Le CAC 40 termine à -1%, ArcelorMittal et Unibail lourdement sanctionnés
La Bourse de Paris traverse une séance difficile ce lundi 9 mars. En fin d'après-midi, l'indice phare de la place parisienne abandonne 0,98% à 7 915 points, pénalisé par un mouvement de défiance généralisé qui touche particulièrement les valeurs cycliques et l'immobilier. Sur les dix principales capitalisations suivies, seules deux parviennent à tirer leur épingle du jeu, tandis que huit titres affichent des pertes parfois substantielles.
ArcelorMittal et Unibail-Rodamco entraînent la cote vers le bas
Le sidérurgiste ArcelorMittal subit la correction la plus violente de la séance avec un recul de 4,36% à 45,81 euros. Cette chute intervient alors que JP Morgan a dégradé ce lundi même sa recommandation de « surpondérer » à « sous-pondérer », tout en abaissant drastiquement son objectif de cours de 53,50 euros à 40 euros. Cette révision reflète les inquiétudes croissantes sur le secteur de l'acier dans un contexte de ralentissement économique. Le groupe minier et métallurgique fait ainsi office de lanterne rouge parmi les valeurs suivies.
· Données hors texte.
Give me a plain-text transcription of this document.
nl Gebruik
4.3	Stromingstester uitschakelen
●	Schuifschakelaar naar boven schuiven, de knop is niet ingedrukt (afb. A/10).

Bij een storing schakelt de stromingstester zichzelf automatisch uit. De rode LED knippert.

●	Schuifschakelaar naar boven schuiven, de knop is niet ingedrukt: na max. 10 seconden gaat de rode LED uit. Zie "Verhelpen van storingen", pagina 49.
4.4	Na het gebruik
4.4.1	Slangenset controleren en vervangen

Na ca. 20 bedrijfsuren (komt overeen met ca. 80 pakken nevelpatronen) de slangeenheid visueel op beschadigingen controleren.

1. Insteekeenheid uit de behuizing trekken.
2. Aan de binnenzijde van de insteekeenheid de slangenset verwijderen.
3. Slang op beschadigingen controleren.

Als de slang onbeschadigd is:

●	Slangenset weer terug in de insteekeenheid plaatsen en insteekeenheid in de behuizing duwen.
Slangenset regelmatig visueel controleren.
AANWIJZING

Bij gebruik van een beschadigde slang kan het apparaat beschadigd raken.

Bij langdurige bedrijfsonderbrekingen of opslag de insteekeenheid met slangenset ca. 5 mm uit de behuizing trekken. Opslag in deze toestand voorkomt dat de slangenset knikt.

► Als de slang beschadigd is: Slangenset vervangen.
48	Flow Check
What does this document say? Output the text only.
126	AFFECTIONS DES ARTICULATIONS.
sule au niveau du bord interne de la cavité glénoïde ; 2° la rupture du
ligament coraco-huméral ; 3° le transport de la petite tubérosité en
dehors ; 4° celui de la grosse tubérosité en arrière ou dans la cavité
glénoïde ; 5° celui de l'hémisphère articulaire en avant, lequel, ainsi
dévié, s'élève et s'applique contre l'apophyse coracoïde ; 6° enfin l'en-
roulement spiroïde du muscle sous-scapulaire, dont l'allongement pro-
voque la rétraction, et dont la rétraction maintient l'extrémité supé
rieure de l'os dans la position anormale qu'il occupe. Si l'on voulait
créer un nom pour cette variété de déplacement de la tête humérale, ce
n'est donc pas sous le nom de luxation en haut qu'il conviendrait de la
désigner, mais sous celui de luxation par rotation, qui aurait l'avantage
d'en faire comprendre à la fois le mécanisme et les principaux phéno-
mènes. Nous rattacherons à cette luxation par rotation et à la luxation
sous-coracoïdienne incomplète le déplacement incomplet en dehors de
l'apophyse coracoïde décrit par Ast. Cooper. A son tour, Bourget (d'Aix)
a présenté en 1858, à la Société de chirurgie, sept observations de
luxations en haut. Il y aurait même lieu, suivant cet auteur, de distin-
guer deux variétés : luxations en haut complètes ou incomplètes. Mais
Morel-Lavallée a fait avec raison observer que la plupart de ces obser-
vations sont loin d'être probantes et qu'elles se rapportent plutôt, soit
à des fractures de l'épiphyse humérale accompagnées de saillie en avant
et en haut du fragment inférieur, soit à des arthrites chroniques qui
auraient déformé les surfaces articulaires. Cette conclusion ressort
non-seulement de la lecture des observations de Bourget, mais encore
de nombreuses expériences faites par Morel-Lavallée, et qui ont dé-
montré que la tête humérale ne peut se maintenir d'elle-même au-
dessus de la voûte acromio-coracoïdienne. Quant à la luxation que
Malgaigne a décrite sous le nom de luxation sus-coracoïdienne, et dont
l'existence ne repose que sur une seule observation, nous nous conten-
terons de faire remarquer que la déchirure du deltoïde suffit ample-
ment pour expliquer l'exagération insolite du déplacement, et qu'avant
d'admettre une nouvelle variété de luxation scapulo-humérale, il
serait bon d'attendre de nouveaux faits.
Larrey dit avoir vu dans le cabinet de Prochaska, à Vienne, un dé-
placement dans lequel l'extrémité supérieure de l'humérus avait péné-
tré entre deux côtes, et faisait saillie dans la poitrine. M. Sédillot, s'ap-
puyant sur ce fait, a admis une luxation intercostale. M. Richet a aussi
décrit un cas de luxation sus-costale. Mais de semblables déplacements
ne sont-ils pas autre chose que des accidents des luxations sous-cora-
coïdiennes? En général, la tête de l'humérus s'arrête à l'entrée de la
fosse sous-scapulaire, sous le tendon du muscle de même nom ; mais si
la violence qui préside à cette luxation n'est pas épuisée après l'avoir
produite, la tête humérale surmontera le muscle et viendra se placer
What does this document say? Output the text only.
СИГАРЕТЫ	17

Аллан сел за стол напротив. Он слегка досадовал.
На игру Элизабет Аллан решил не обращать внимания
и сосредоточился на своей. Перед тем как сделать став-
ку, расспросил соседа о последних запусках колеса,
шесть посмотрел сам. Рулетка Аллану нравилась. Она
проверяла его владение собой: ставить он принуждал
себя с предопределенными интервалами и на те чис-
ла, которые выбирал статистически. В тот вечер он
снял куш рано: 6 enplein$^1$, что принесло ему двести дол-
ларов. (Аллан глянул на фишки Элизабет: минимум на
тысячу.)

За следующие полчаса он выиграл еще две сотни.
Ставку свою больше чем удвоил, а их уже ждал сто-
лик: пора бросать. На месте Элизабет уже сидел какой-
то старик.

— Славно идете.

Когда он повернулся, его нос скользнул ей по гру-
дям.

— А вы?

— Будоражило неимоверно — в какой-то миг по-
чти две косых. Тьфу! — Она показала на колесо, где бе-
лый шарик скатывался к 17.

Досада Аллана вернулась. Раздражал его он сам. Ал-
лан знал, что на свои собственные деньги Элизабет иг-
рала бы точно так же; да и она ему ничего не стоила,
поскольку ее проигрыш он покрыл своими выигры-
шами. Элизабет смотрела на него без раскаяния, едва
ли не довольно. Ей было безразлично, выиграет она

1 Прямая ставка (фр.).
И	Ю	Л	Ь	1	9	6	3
Unibail-Rodamco-Westfield n'est pas en reste avec une chute de 3,86% à 94,04 euros, signe des difficultés persistantes du secteur de l'immobilier commercial. La foncière spécialisée dans les centres commerciaux continue de pâtir d'un environnement défavorable. Accor complète le podium des plus fortes baisses avec un repli de 3,48% à 41,82 euros, témoignant d'une défiance marquée envers le secteur de l'hôtellerie alors que le conflit au Moyen-Orient ne s'améliore pas. Le compartiment automobile n'est pas épargné : Stellantis recule de 2,85% à 5,996 euros, poursuivant sa trajectoire baissière amorcée depuis la publication fin février d'une perte nette historique de 22,3 milliards d'euros pour l'exercice 2025. L'Oréal, poids lourd du luxe, cède 2,82% à 360,45 euros, reflétant une rotation sectorielle défavorable aux valeurs de consommation discrétionnaire.
Thales résiste, TotalEnergies et Publicis limitent la casse
Dans ce marasme généralisé, seule Thales parvient à afficher une progression notable avec un gain de 1,33% à 244,50 euros. Le groupe de défense et d'électronique bénéficie du contexte géopolitique. TotalEnergies limite les dégâts avec une légère avancée de 0,90% à 68,61 euros, profitant notamment du relèvement ce lundi par Goldman Sachs de son objectif de cours de 60 à 68 euros, tout en maintenant sa recommandation « conserver ». Cette révision à la hausse témoigne d'une réévaluation prudente du géant pétrolier français dans un marché énergétique complexe. Les valeurs défensives comme Publicis Groupe résistent également mieux que la moyenne avec un léger recul limité à 0,47% à 75,52 euros. Le groupe de communication, qui a dévoilé le 3 février une croissance organique de 5,6% en 2025 avec une marge opérationnelle à 18,2%, continue de rassurer les investisseurs par la solidité de ses fondamentaux. Airbus (-0,68%), Engie (-0,53%) complètent le groupe des valeurs les moins malmenées de cette séance compliquée, témoignant d'une résilience relative des grands groupes d'infrastructure et d'aéronautique face à la tempête boursière du jour.
Un contexte de marché fragile avant les prochains rendez-vous économiques
Cette séance morose illustre la nervosité persistante des investisseurs dans un environnement marqué par des incertitudes macroéconomiques et géopolitiques. L'ampleur de la correction, qui affecte particulièrement les valeurs cycliques et l'immobilier, suggère une aversion au risque accrue de la part des opérateurs de marché. Les secteurs les plus exposés à la conjoncture économique - sidérurgie, foncières commerciales, automobile - subissent de plein fouet ce mouvement de défiance, tandis que les valeurs liées à la défense et à l'énergie résistent mieux.
La capacité du CAC 40 à se ressaisir dans les prochaines séances dépendra largement de l'évolution du conflit entre l'Iran, Israël et les Etats-Unis, et de la tonalité des résultats d'entreprises encore à venir.